Семья. В девятнадцать, когда между мной и матерью был только лед, моя душа жаждала какой-нибудь привязанности.

Браки в стиле Мэримарш вышли из моды лет двести назад, изжили себя, соприкоснувшись с более традиционными отношениями, принятыми в обществах господствующих миров Технократии. Правда, групповые все еще были законными и на Дэмоте, и на нашей бывшей домашней планете Заходи-Кто-Хошь. Так почему бы ватаге из восьмерых детишек из Саллисвит-Ривера не связать себя такими узами? Этакая милая старомодная идея — соседские мальчики и девочки сочетались браком.

Зачинщицами, как всегда, стали я и Линн. Она уже давно была пламенно и преданно в меня влюблена — единственный признак умопомешательства, потому что в остальном она умела трезво и здраво мыслить. Боже, если бы хоть на день я могла стать такой же безмятежной, как Линн! Я во всем ей завидовала… кроме ее ненормальной привязанности к такой психованной девице, как я. Конечно, она тоже мне завидовала:

— За то, что ты позволяешь себе быть безумной… и за эти великолепные плечи амазонки, в которые я прямо-таки жажду впиться зубами. Р-р-р!

Я составила список требований к той семье, о которой мечтала, а Линн осуществила мои грезы. Наша обычная организация труда:

— Линн, я хочу это.

— Ну, тогда, моя дорогая девочка, ты это получишь.

Мои остальные супруги:

Энджи Тобин, потому что она была великолепно красивой, аж слюнки текли, и обладала врожденной сексуальностью. Такие всегда превесело и без тени стеснительности хихикали в постели. С такой приманкой на крючке женитьбы, как Энджи, мы могли поймать любого мужика в городе. И половину женщин.

Барретт Арсенолт, потому что он был таким же великолепно прекрасным, как Энджи, и диким, как чертополох. Никогда не отказывался от риска, плевать насколько сумасшедшего… и когда нечего было делать субботним вечером, он всегда мог придумать что-нибудь, чтобы выходные запомнились надолго.

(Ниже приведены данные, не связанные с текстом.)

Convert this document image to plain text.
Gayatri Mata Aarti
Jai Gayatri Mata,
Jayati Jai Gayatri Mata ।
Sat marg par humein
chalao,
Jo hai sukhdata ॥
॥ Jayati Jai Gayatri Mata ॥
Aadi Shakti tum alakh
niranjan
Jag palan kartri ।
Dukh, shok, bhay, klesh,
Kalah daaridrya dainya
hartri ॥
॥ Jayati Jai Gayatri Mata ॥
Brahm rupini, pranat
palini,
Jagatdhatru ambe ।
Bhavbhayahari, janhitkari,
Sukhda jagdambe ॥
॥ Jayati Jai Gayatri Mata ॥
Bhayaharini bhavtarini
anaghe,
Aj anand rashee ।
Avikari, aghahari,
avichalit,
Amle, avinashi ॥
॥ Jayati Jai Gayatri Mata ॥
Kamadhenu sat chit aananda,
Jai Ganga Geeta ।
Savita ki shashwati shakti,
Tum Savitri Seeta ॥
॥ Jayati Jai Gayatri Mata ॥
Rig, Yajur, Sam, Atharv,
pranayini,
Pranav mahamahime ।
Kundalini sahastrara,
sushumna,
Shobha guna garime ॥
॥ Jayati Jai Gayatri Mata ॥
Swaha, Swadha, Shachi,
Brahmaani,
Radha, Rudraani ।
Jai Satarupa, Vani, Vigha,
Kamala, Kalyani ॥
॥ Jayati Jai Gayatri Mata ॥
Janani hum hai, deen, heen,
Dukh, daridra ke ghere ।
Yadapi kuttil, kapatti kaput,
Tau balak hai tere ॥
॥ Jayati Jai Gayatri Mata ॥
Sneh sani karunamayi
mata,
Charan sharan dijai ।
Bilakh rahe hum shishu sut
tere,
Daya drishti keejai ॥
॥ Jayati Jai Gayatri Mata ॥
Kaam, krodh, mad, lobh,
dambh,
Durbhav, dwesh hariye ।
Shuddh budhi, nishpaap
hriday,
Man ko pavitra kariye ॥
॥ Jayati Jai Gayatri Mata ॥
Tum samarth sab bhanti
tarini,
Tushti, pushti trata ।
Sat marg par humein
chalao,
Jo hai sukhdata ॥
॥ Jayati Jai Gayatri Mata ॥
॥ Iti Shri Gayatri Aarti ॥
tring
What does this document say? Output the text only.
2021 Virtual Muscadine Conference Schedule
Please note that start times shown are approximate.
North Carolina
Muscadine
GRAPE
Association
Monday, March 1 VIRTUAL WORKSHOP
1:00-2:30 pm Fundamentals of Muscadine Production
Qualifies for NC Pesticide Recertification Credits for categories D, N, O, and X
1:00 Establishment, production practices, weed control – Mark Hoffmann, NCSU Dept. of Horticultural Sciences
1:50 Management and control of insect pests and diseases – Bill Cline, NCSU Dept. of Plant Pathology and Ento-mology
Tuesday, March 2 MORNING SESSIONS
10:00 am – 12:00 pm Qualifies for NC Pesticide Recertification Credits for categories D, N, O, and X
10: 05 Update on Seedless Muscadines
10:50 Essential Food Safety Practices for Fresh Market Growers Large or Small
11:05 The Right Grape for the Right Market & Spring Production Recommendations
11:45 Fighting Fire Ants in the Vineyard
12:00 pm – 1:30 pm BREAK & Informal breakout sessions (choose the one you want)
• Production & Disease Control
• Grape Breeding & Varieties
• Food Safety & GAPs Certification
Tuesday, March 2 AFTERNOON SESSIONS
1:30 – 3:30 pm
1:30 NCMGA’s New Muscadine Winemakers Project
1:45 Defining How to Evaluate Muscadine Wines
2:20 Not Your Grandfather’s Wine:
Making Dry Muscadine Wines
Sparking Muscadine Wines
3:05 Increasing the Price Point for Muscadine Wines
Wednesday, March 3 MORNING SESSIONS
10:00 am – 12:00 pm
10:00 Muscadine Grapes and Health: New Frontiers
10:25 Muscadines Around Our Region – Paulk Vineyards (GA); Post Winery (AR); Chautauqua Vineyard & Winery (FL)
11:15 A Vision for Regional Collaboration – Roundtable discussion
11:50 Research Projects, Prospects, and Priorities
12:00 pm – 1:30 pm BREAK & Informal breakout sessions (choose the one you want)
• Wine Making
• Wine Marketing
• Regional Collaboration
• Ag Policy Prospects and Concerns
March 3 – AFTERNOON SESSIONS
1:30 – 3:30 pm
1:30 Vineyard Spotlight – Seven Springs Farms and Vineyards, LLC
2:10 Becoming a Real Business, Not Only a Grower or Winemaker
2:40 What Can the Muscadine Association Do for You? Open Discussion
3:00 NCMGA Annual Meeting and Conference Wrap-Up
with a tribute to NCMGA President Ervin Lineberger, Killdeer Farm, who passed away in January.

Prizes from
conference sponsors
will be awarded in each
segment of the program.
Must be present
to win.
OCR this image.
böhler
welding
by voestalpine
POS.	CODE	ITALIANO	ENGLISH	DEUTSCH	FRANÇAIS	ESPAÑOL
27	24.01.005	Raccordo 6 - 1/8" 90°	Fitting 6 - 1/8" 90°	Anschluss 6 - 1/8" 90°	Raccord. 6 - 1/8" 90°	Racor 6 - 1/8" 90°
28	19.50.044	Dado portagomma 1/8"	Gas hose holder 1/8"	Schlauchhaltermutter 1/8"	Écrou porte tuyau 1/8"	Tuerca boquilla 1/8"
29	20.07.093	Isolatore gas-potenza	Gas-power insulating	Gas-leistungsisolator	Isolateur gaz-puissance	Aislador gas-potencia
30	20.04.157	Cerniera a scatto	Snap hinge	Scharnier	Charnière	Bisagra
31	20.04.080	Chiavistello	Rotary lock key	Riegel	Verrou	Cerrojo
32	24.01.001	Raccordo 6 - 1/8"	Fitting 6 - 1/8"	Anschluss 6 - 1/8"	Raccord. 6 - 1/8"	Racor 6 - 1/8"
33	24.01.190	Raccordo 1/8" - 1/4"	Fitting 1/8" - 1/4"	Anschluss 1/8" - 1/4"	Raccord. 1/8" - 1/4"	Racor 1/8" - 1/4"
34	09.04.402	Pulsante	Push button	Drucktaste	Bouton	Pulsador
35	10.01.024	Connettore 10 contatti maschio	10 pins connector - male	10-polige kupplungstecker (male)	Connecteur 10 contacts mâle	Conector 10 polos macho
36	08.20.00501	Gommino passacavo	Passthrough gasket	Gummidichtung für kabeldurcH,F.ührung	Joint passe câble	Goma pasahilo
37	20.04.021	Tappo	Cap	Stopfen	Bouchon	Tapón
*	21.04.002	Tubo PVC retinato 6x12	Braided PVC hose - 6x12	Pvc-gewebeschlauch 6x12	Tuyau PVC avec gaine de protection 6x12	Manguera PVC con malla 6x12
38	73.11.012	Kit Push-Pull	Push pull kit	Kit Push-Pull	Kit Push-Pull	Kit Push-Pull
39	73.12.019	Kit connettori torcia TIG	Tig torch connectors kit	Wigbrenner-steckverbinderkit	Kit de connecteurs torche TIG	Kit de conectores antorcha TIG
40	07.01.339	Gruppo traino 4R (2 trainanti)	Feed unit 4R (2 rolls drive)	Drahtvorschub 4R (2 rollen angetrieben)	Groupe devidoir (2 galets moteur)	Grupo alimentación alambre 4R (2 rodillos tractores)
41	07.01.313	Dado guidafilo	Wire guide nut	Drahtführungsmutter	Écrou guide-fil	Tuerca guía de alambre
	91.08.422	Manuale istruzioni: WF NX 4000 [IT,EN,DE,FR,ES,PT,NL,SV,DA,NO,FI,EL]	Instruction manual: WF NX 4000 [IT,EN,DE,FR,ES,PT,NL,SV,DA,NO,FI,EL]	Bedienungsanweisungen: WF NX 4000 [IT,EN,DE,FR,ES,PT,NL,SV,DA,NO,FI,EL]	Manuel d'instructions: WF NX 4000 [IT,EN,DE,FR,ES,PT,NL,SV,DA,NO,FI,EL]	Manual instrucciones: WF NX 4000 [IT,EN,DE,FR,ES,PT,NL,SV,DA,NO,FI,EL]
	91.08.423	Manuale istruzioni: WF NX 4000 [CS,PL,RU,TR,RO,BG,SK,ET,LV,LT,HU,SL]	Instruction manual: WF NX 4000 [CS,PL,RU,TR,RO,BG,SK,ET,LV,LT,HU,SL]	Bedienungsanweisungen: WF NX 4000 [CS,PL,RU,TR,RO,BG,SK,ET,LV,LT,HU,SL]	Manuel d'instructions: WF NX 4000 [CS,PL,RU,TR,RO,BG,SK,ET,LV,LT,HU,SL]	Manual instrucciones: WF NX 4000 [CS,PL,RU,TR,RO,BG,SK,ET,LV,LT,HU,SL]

Питер Калуит, потому что он был забавным. Клянусь Богом и всеми святыми, он был забавный. Гадкий, но не по-змеиному. Он также играл на клавишных и писал песенки, от которых все хохотали до колик. Я также спокойно относилась к тому, что член у него был как у жеребца.

Уинстон Муни, потому что он знал, как чего добиваться. Знал, как побольше отжать. Не один раз, когда я попадала в неприятности с законом или оказывалась в дурной компании, Уинстон с трудом, но вытаскивал меня на свободу. Он тоже был безумно и свирепо влюблен в меня, так что не пригласить его в толпу было бы оскорбительно, как пощечина.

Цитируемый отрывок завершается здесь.